E fora dos governos, como a integração caminha?

Hoje existe uma quantidade que nunca houve antes de atores não-governamentais no Brasil e na Argentina que se relacionam, que se vinculam, que se conhecem, à revelia das políticas de Estado menos convergentes ou menos identificadas entre si. Esse movimento tem vida própria e não é afetado, como disse, pelos momentos mais tensos entre os dois governos.

Dê exemplos de áreas não governamentais em que a integração deslanchou.

Cinema, por exemplo. As áreas de produção, de direção e de política de gestão cinematográfica nos dois países estão totalmente vinculadas. Da mesma forma, cresce muito o interesse pelo aprendizado do português na Argentina e a expansão do ensino de espanhol no Brasil, com orientação platense. O Brasil tem sido muito conseqüente no apoio ao intercâmbio acadêmico e intelectual, com programas específicos voltados para a Argentina. Há uma quantidade de interações entre os dois países que nunca houve antes. Nas zonas de fronteira, por iniciativa dos ministérios da Educação dos dois países, foram criadas as escolas bilíngües. A integração pode emperrar um pouco na alta política, mas se expande na baixa política.

A senhora diz que existe uma integração real tocada por atores das duas sociedades?

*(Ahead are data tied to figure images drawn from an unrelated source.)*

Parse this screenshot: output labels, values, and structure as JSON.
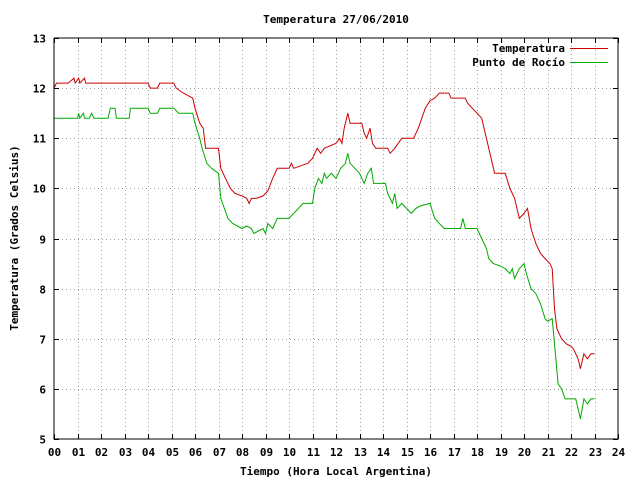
{
  "chart_data": {
    "type": "line",
    "title": "Temperatura 27/06/2010",
    "xlabel": "Tiempo (Hora Local Argentina)",
    "ylabel": "Temperatura (Grados Celsius)",
    "xlim": [
      0,
      24
    ],
    "ylim": [
      5,
      13
    ],
    "grid": true,
    "legend_position": "top-right",
    "x_ticks": [
      "00",
      "01",
      "02",
      "03",
      "04",
      "05",
      "06",
      "07",
      "08",
      "09",
      "10",
      "11",
      "12",
      "13",
      "14",
      "15",
      "16",
      "17",
      "18",
      "19",
      "20",
      "21",
      "22",
      "23",
      "24"
    ],
    "y_ticks": [
      "5",
      "6",
      "7",
      "8",
      "9",
      "10",
      "11",
      "12",
      "13"
    ],
    "series": [
      {
        "name": "Temperatura",
        "color": "#cc0000",
        "points": [
          [
            0,
            12.0
          ],
          [
            0.1,
            12.1
          ],
          [
            0.6,
            12.1
          ],
          [
            0.85,
            12.2
          ],
          [
            0.9,
            12.1
          ],
          [
            1.05,
            12.2
          ],
          [
            1.1,
            12.1
          ],
          [
            1.3,
            12.2
          ],
          [
            1.35,
            12.1
          ],
          [
            4.0,
            12.1
          ],
          [
            4.1,
            12.0
          ],
          [
            4.4,
            12.0
          ],
          [
            4.5,
            12.1
          ],
          [
            5.1,
            12.1
          ],
          [
            5.2,
            12.0
          ],
          [
            5.5,
            11.9
          ],
          [
            5.9,
            11.8
          ],
          [
            6.0,
            11.6
          ],
          [
            6.2,
            11.3
          ],
          [
            6.35,
            11.2
          ],
          [
            6.45,
            10.8
          ],
          [
            7.0,
            10.8
          ],
          [
            7.1,
            10.4
          ],
          [
            7.3,
            10.2
          ],
          [
            7.5,
            10.0
          ],
          [
            7.7,
            9.9
          ],
          [
            8.0,
            9.85
          ],
          [
            8.2,
            9.8
          ],
          [
            8.3,
            9.7
          ],
          [
            8.4,
            9.8
          ],
          [
            8.6,
            9.8
          ],
          [
            8.9,
            9.85
          ],
          [
            9.1,
            9.95
          ],
          [
            9.3,
            10.2
          ],
          [
            9.5,
            10.4
          ],
          [
            10.0,
            10.4
          ],
          [
            10.1,
            10.5
          ],
          [
            10.2,
            10.4
          ],
          [
            10.8,
            10.5
          ],
          [
            11.0,
            10.6
          ],
          [
            11.2,
            10.8
          ],
          [
            11.35,
            10.7
          ],
          [
            11.5,
            10.8
          ],
          [
            12.0,
            10.9
          ],
          [
            12.15,
            11.0
          ],
          [
            12.25,
            10.9
          ],
          [
            12.35,
            11.2
          ],
          [
            12.5,
            11.5
          ],
          [
            12.6,
            11.3
          ],
          [
            13.1,
            11.3
          ],
          [
            13.2,
            11.1
          ],
          [
            13.3,
            11.0
          ],
          [
            13.45,
            11.2
          ],
          [
            13.55,
            10.9
          ],
          [
            13.7,
            10.8
          ],
          [
            14.2,
            10.8
          ],
          [
            14.3,
            10.7
          ],
          [
            14.5,
            10.8
          ],
          [
            14.8,
            11.0
          ],
          [
            15.3,
            11.0
          ],
          [
            15.5,
            11.2
          ],
          [
            15.8,
            11.6
          ],
          [
            16.0,
            11.75
          ],
          [
            16.2,
            11.8
          ],
          [
            16.4,
            11.9
          ],
          [
            16.8,
            11.9
          ],
          [
            16.9,
            11.8
          ],
          [
            17.5,
            11.8
          ],
          [
            17.6,
            11.7
          ],
          [
            17.8,
            11.6
          ],
          [
            18.0,
            11.5
          ],
          [
            18.2,
            11.4
          ],
          [
            18.4,
            11.0
          ],
          [
            18.6,
            10.6
          ],
          [
            18.75,
            10.3
          ],
          [
            19.2,
            10.3
          ],
          [
            19.4,
            10.0
          ],
          [
            19.6,
            9.8
          ],
          [
            19.8,
            9.4
          ],
          [
            20.0,
            9.5
          ],
          [
            20.15,
            9.6
          ],
          [
            20.3,
            9.2
          ],
          [
            20.5,
            8.9
          ],
          [
            20.7,
            8.7
          ],
          [
            20.9,
            8.6
          ],
          [
            21.1,
            8.5
          ],
          [
            21.2,
            8.4
          ],
          [
            21.3,
            7.6
          ],
          [
            21.4,
            7.2
          ],
          [
            21.6,
            7.0
          ],
          [
            21.8,
            6.9
          ],
          [
            22.0,
            6.85
          ],
          [
            22.1,
            6.8
          ],
          [
            22.3,
            6.6
          ],
          [
            22.4,
            6.4
          ],
          [
            22.55,
            6.7
          ],
          [
            22.7,
            6.6
          ],
          [
            22.85,
            6.7
          ],
          [
            23.0,
            6.7
          ]
        ]
      },
      {
        "name": "Punto de Rocío",
        "color": "#00aa00",
        "points": [
          [
            0,
            11.4
          ],
          [
            1.0,
            11.4
          ],
          [
            1.05,
            11.5
          ],
          [
            1.1,
            11.4
          ],
          [
            1.25,
            11.5
          ],
          [
            1.3,
            11.4
          ],
          [
            1.5,
            11.4
          ],
          [
            1.6,
            11.5
          ],
          [
            1.7,
            11.4
          ],
          [
            2.3,
            11.4
          ],
          [
            2.4,
            11.6
          ],
          [
            2.6,
            11.6
          ],
          [
            2.65,
            11.4
          ],
          [
            3.2,
            11.4
          ],
          [
            3.25,
            11.6
          ],
          [
            4.0,
            11.6
          ],
          [
            4.1,
            11.5
          ],
          [
            4.4,
            11.5
          ],
          [
            4.5,
            11.6
          ],
          [
            5.1,
            11.6
          ],
          [
            5.3,
            11.5
          ],
          [
            5.9,
            11.5
          ],
          [
            6.0,
            11.3
          ],
          [
            6.2,
            11.0
          ],
          [
            6.3,
            10.8
          ],
          [
            6.5,
            10.5
          ],
          [
            6.7,
            10.4
          ],
          [
            7.0,
            10.3
          ],
          [
            7.1,
            9.8
          ],
          [
            7.4,
            9.4
          ],
          [
            7.6,
            9.3
          ],
          [
            8.0,
            9.2
          ],
          [
            8.2,
            9.25
          ],
          [
            8.4,
            9.2
          ],
          [
            8.5,
            9.1
          ],
          [
            8.7,
            9.15
          ],
          [
            8.9,
            9.2
          ],
          [
            9.0,
            9.1
          ],
          [
            9.1,
            9.3
          ],
          [
            9.3,
            9.2
          ],
          [
            9.5,
            9.4
          ],
          [
            10.0,
            9.4
          ],
          [
            10.2,
            9.5
          ],
          [
            10.6,
            9.7
          ],
          [
            11.0,
            9.7
          ],
          [
            11.1,
            10.0
          ],
          [
            11.25,
            10.2
          ],
          [
            11.4,
            10.1
          ],
          [
            11.5,
            10.3
          ],
          [
            11.6,
            10.2
          ],
          [
            11.8,
            10.3
          ],
          [
            12.0,
            10.2
          ],
          [
            12.2,
            10.4
          ],
          [
            12.4,
            10.5
          ],
          [
            12.5,
            10.7
          ],
          [
            12.6,
            10.5
          ],
          [
            13.0,
            10.3
          ],
          [
            13.2,
            10.1
          ],
          [
            13.35,
            10.3
          ],
          [
            13.5,
            10.4
          ],
          [
            13.6,
            10.1
          ],
          [
            14.1,
            10.1
          ],
          [
            14.2,
            9.9
          ],
          [
            14.3,
            9.8
          ],
          [
            14.4,
            9.7
          ],
          [
            14.5,
            9.9
          ],
          [
            14.6,
            9.6
          ],
          [
            14.8,
            9.7
          ],
          [
            15.0,
            9.6
          ],
          [
            15.2,
            9.5
          ],
          [
            15.4,
            9.6
          ],
          [
            15.6,
            9.65
          ],
          [
            16.0,
            9.7
          ],
          [
            16.2,
            9.4
          ],
          [
            16.4,
            9.3
          ],
          [
            16.6,
            9.2
          ],
          [
            17.3,
            9.2
          ],
          [
            17.4,
            9.4
          ],
          [
            17.5,
            9.2
          ],
          [
            18.0,
            9.2
          ],
          [
            18.2,
            9.0
          ],
          [
            18.4,
            8.8
          ],
          [
            18.5,
            8.6
          ],
          [
            18.7,
            8.5
          ],
          [
            19.0,
            8.45
          ],
          [
            19.2,
            8.4
          ],
          [
            19.4,
            8.3
          ],
          [
            19.5,
            8.4
          ],
          [
            19.6,
            8.2
          ],
          [
            19.8,
            8.4
          ],
          [
            20.0,
            8.5
          ],
          [
            20.1,
            8.3
          ],
          [
            20.3,
            8.0
          ],
          [
            20.5,
            7.9
          ],
          [
            20.7,
            7.7
          ],
          [
            20.9,
            7.4
          ],
          [
            21.0,
            7.35
          ],
          [
            21.2,
            7.4
          ],
          [
            21.3,
            6.9
          ],
          [
            21.45,
            6.1
          ],
          [
            21.6,
            6.0
          ],
          [
            21.75,
            5.8
          ],
          [
            22.2,
            5.8
          ],
          [
            22.3,
            5.6
          ],
          [
            22.4,
            5.4
          ],
          [
            22.55,
            5.8
          ],
          [
            22.7,
            5.7
          ],
          [
            22.85,
            5.8
          ],
          [
            23.0,
            5.8
          ]
        ]
      }
    ]
  }
}
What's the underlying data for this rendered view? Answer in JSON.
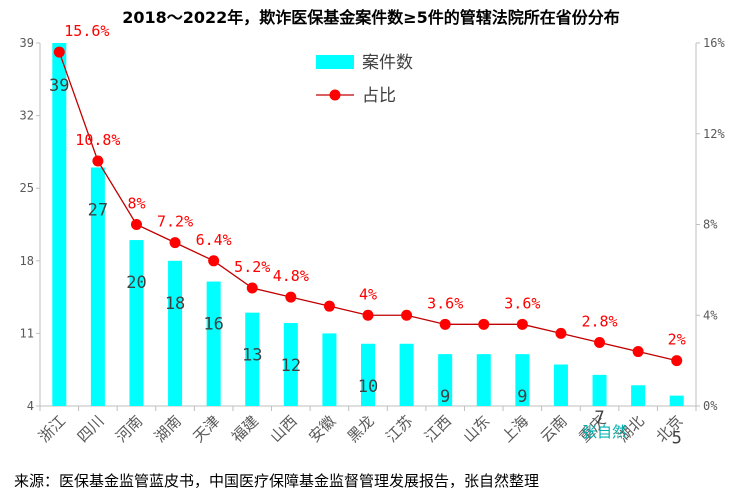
{
  "title": "2018～2022年，欺诈医保基金案件数≥5件的管辖法院所在省份分布",
  "source_note": "来源：医保基金监管蓝皮书，中国医疗保障基金监督管理发展报告，张自然整理",
  "watermark": "张自然",
  "colors": {
    "bar": "#00ffff",
    "line": "#c00000",
    "marker": "#ff0000",
    "label_red": "#ff0000",
    "axis": "#bfbfbf"
  },
  "chart_data": {
    "type": "bar+line",
    "categories": [
      "浙江",
      "四川",
      "河南",
      "湖南",
      "天津",
      "福建",
      "山西",
      "安徽",
      "黑龙",
      "江苏",
      "江西",
      "山东",
      "上海",
      "云南",
      "重庆",
      "湖北",
      "北京"
    ],
    "series": [
      {
        "name": "案件数",
        "type": "bar",
        "axis": "left",
        "values": [
          39,
          27,
          20,
          18,
          16,
          13,
          12,
          11,
          10,
          10,
          9,
          9,
          9,
          8,
          7,
          6,
          5
        ]
      },
      {
        "name": "占比",
        "type": "line",
        "axis": "right",
        "unit": "%",
        "values": [
          15.6,
          10.8,
          8,
          7.2,
          6.4,
          5.2,
          4.8,
          4.4,
          4,
          4,
          3.6,
          3.6,
          3.6,
          3.2,
          2.8,
          2.4,
          2
        ]
      }
    ],
    "bar_labels": [
      {
        "index": 0,
        "text": "39"
      },
      {
        "index": 1,
        "text": "27"
      },
      {
        "index": 2,
        "text": "20"
      },
      {
        "index": 3,
        "text": "18"
      },
      {
        "index": 4,
        "text": "16"
      },
      {
        "index": 5,
        "text": "13"
      },
      {
        "index": 6,
        "text": "12"
      },
      {
        "index": 8,
        "text": "10"
      },
      {
        "index": 10,
        "text": "9"
      },
      {
        "index": 12,
        "text": "9"
      },
      {
        "index": 14,
        "text": "7"
      },
      {
        "index": 16,
        "text": "5"
      }
    ],
    "line_labels": [
      {
        "index": 0,
        "text": "15.6%"
      },
      {
        "index": 1,
        "text": "10.8%"
      },
      {
        "index": 2,
        "text": "8%"
      },
      {
        "index": 3,
        "text": "7.2%"
      },
      {
        "index": 4,
        "text": "6.4%"
      },
      {
        "index": 5,
        "text": "5.2%"
      },
      {
        "index": 6,
        "text": "4.8%"
      },
      {
        "index": 8,
        "text": "4%"
      },
      {
        "index": 10,
        "text": "3.6%"
      },
      {
        "index": 12,
        "text": "3.6%"
      },
      {
        "index": 14,
        "text": "2.8%"
      },
      {
        "index": 16,
        "text": "2%"
      }
    ],
    "left_axis": {
      "min": 4,
      "max": 39,
      "ticks": [
        "4",
        "11",
        "18",
        "25",
        "32",
        "39"
      ]
    },
    "right_axis": {
      "min": 0,
      "max": 16,
      "ticks": [
        "0%",
        "4%",
        "8%",
        "12%",
        "16%"
      ]
    },
    "legend": [
      {
        "label": "案件数"
      },
      {
        "label": "占比"
      }
    ],
    "legend_position": "top-center",
    "grid": false
  }
}
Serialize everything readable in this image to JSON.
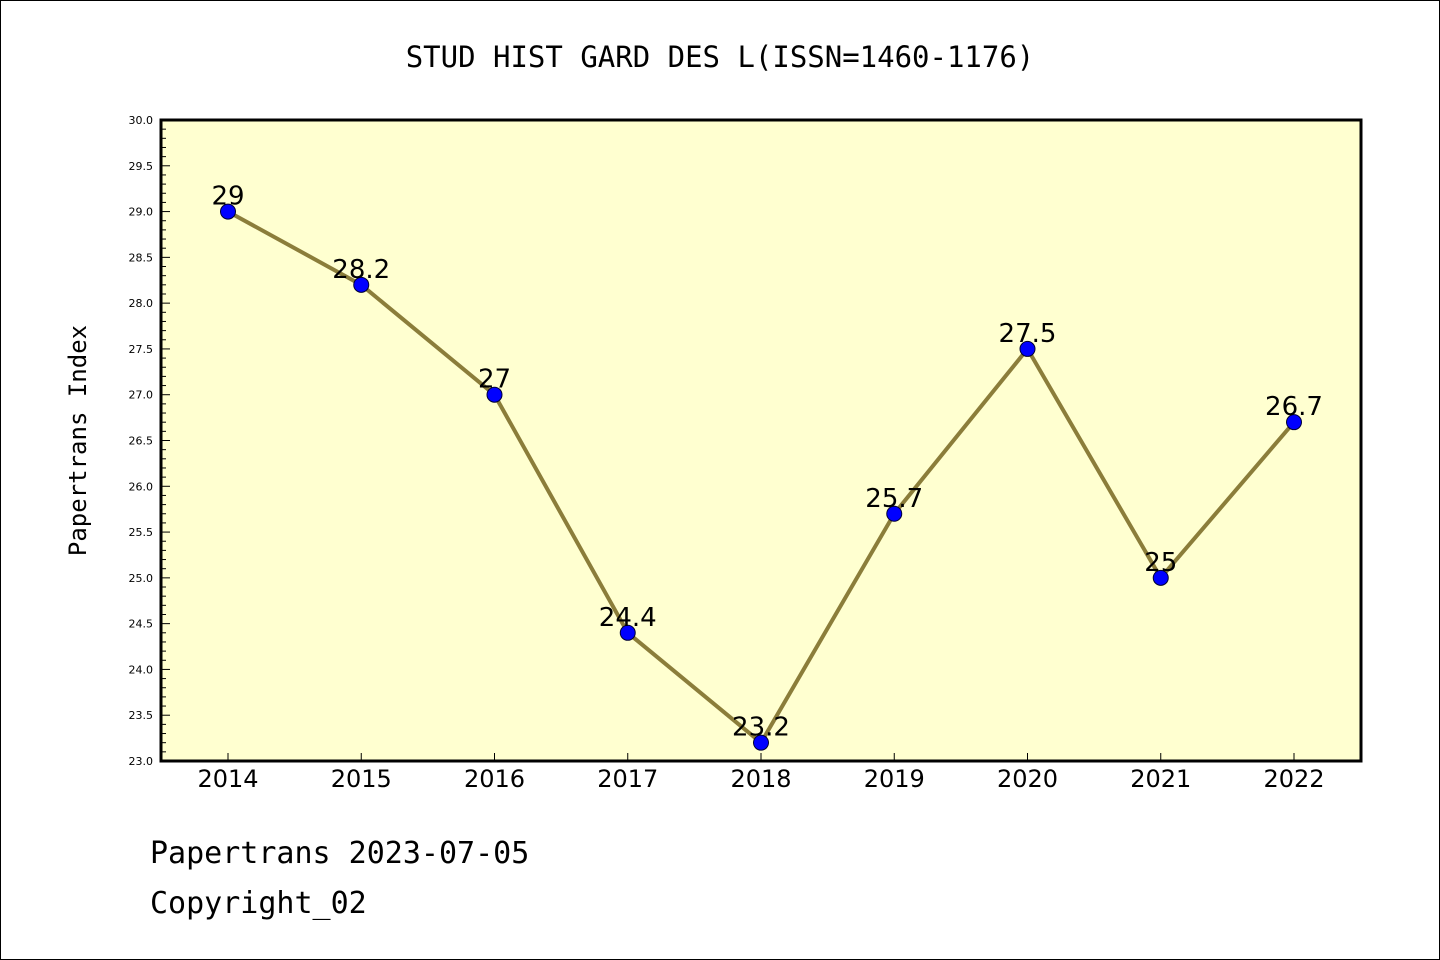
{
  "chart_data": {
    "type": "line",
    "title": "STUD HIST GARD DES L(ISSN=1460-1176)",
    "xlabel": "",
    "ylabel": "Papertrans Index",
    "x": [
      "2014",
      "2015",
      "2016",
      "2017",
      "2018",
      "2019",
      "2020",
      "2021",
      "2022"
    ],
    "values": [
      29,
      28.2,
      27,
      24.4,
      23.2,
      25.7,
      27.5,
      25,
      26.7
    ],
    "data_labels": [
      "29",
      "28.2",
      "27",
      "24.4",
      "23.2",
      "25.7",
      "27.5",
      "25",
      "26.7"
    ],
    "ylim": [
      23.0,
      30.0
    ],
    "yticks": [
      "23.0",
      "23.5",
      "24.0",
      "24.5",
      "25.0",
      "25.5",
      "26.0",
      "26.5",
      "27.0",
      "27.5",
      "28.0",
      "28.5",
      "29.0",
      "29.5",
      "30.0"
    ],
    "grid": false,
    "colors": {
      "line": "#8B7D3A",
      "marker": "#0000FF",
      "plot_background": "#FFFFD0"
    }
  },
  "footer": {
    "line1": "Papertrans 2023-07-05",
    "line2": "Copyright_02"
  }
}
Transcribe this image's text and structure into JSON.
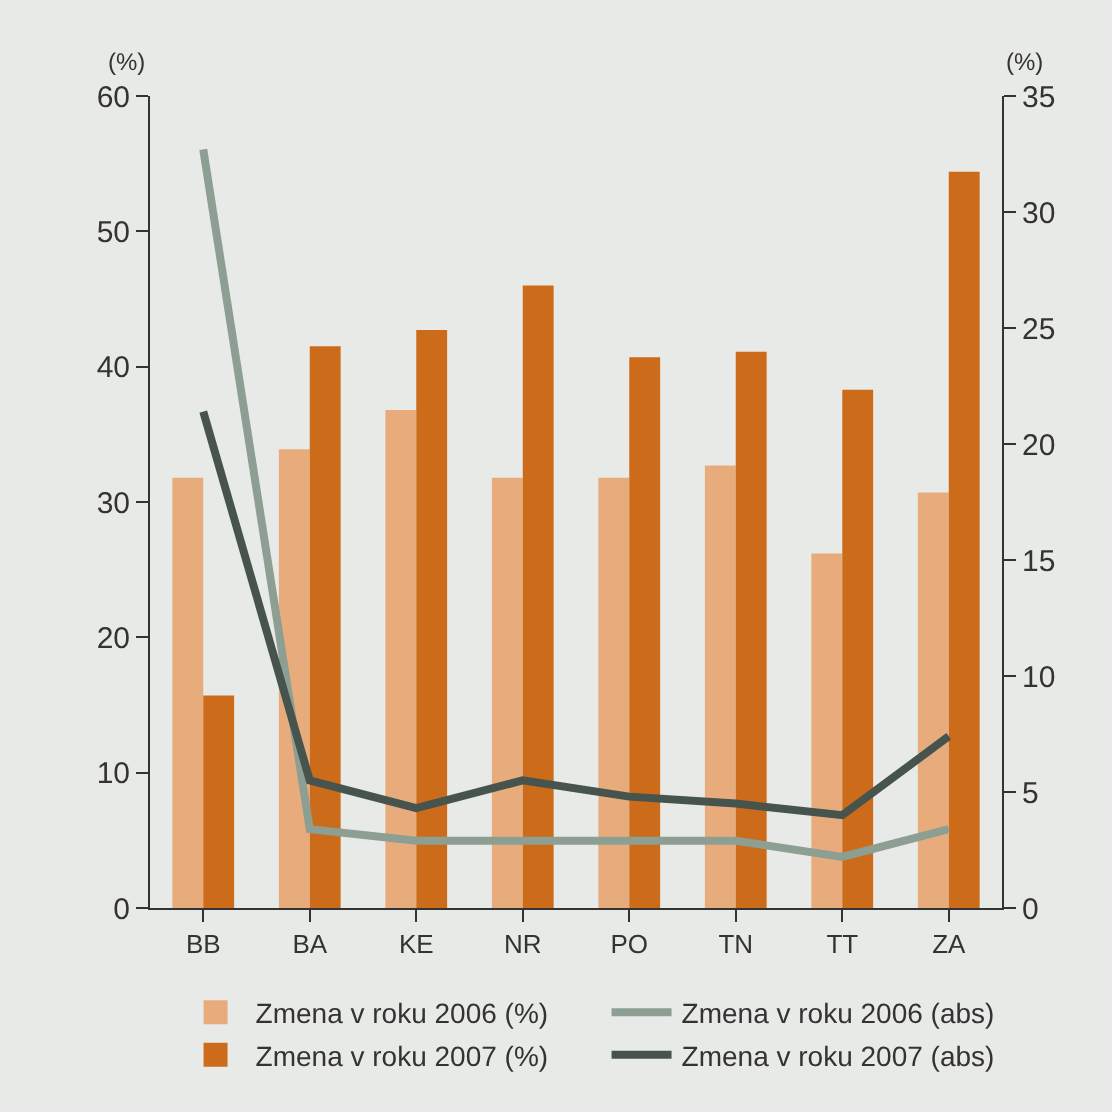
{
  "chart_data": {
    "type": "bar",
    "ylabel": "(%)",
    "y2label": "(%)",
    "categories": [
      "BB",
      "BA",
      "KE",
      "NR",
      "PO",
      "TN",
      "TT",
      "ZA"
    ],
    "series": [
      {
        "name": "Zmena v roku 2006 (%)",
        "color": "#e8ac7c",
        "values": [
          31.8,
          33.9,
          36.8,
          31.8,
          31.8,
          32.7,
          26.2,
          30.7
        ]
      },
      {
        "name": "Zmena v roku 2007 (%)",
        "color": "#cc6c1a",
        "values": [
          15.7,
          41.5,
          42.7,
          46.0,
          40.7,
          41.1,
          38.3,
          54.4
        ]
      },
      {
        "name": "Zmena v roku 2006 (abs)",
        "type": "line",
        "axis": "y2",
        "color": "#8d9e93",
        "values": [
          32.7,
          3.4,
          2.9,
          2.9,
          2.9,
          2.9,
          2.2,
          3.4
        ]
      },
      {
        "name": "Zmena v roku 2007 (abs)",
        "type": "line",
        "axis": "y2",
        "color": "#46544d",
        "values": [
          21.4,
          5.5,
          4.3,
          5.5,
          4.8,
          4.5,
          4.0,
          7.4
        ]
      }
    ],
    "ylim": [
      0,
      60
    ],
    "yticks": [
      0,
      10,
      20,
      30,
      40,
      50,
      60
    ],
    "y2lim": [
      0,
      35
    ],
    "y2ticks": [
      0,
      5,
      10,
      15,
      20,
      25,
      30,
      35
    ],
    "grid": false,
    "legend": "bottom",
    "marker": "none",
    "line_style": "solid"
  }
}
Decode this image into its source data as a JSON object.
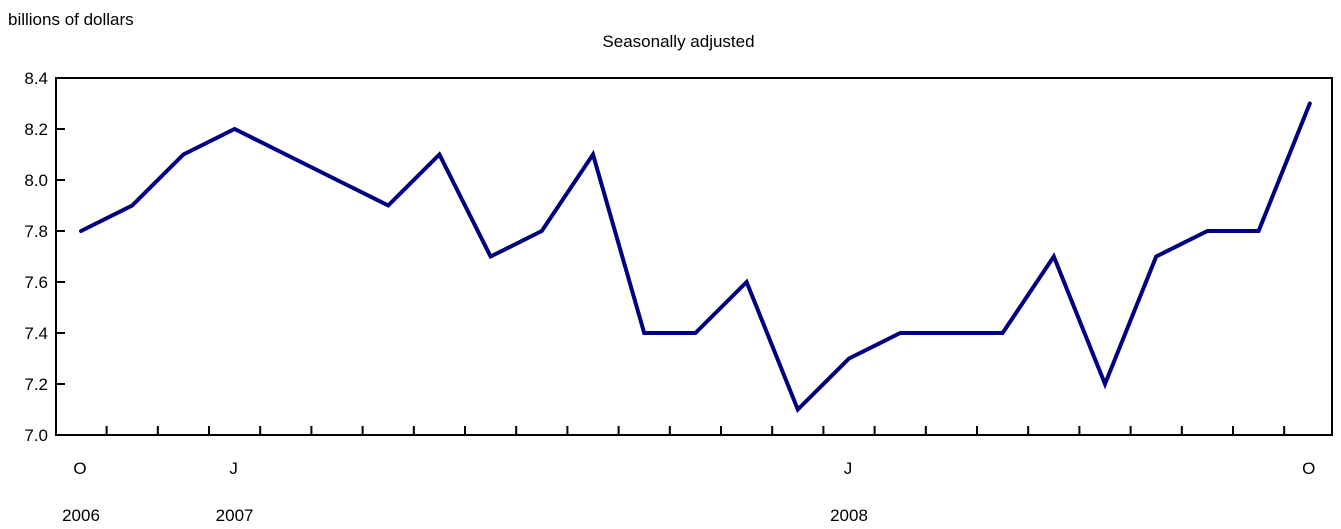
{
  "chart_data": {
    "type": "line",
    "ylabel": "billions of dollars",
    "subtitle": "Seasonally adjusted",
    "ylim": [
      7.0,
      8.4
    ],
    "yticks": [
      "7.0",
      "7.2",
      "7.4",
      "7.6",
      "7.8",
      "8.0",
      "8.2",
      "8.4"
    ],
    "x": [
      "2006-10",
      "2006-11",
      "2006-12",
      "2007-01",
      "2007-02",
      "2007-03",
      "2007-04",
      "2007-05",
      "2007-06",
      "2007-07",
      "2007-08",
      "2007-09",
      "2007-10",
      "2007-11",
      "2007-12",
      "2008-01",
      "2008-02",
      "2008-03",
      "2008-04",
      "2008-05",
      "2008-06",
      "2008-07",
      "2008-08",
      "2008-09",
      "2008-10"
    ],
    "series": [
      {
        "values": [
          7.8,
          7.9,
          8.1,
          8.2,
          8.1,
          8.0,
          7.9,
          8.1,
          7.7,
          7.8,
          8.1,
          7.4,
          7.4,
          7.6,
          7.1,
          7.3,
          7.4,
          7.4,
          7.4,
          7.7,
          7.2,
          7.7,
          7.8,
          7.8,
          8.3
        ]
      }
    ],
    "month_labels": [
      {
        "index": 0,
        "text": "O"
      },
      {
        "index": 3,
        "text": "J"
      },
      {
        "index": 15,
        "text": "J"
      },
      {
        "index": 24,
        "text": "O"
      }
    ],
    "year_labels": [
      {
        "index": 0,
        "text": "2006"
      },
      {
        "index": 3,
        "text": "2007"
      },
      {
        "index": 15,
        "text": "2008"
      }
    ],
    "colors": {
      "line": "#000080",
      "axis": "#000000"
    },
    "grid": false,
    "legend": "none"
  }
}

Os processos de integração precisam de vontade política. Eles partem de visões estratégicas de governo, que devem se transformar em políticas de Estado, mas que só podem ser levados adiante com êxito quando as sociedades estabelecem um padrão de interação capaz de criar o território para isso se desenvolver. Integração é um processo voluntário, não acontece nunca mediante coerção e, num processo voluntário, é indispensável ter uma massa apta e dotada de percepção daquilo que a gente chama de interesse comum.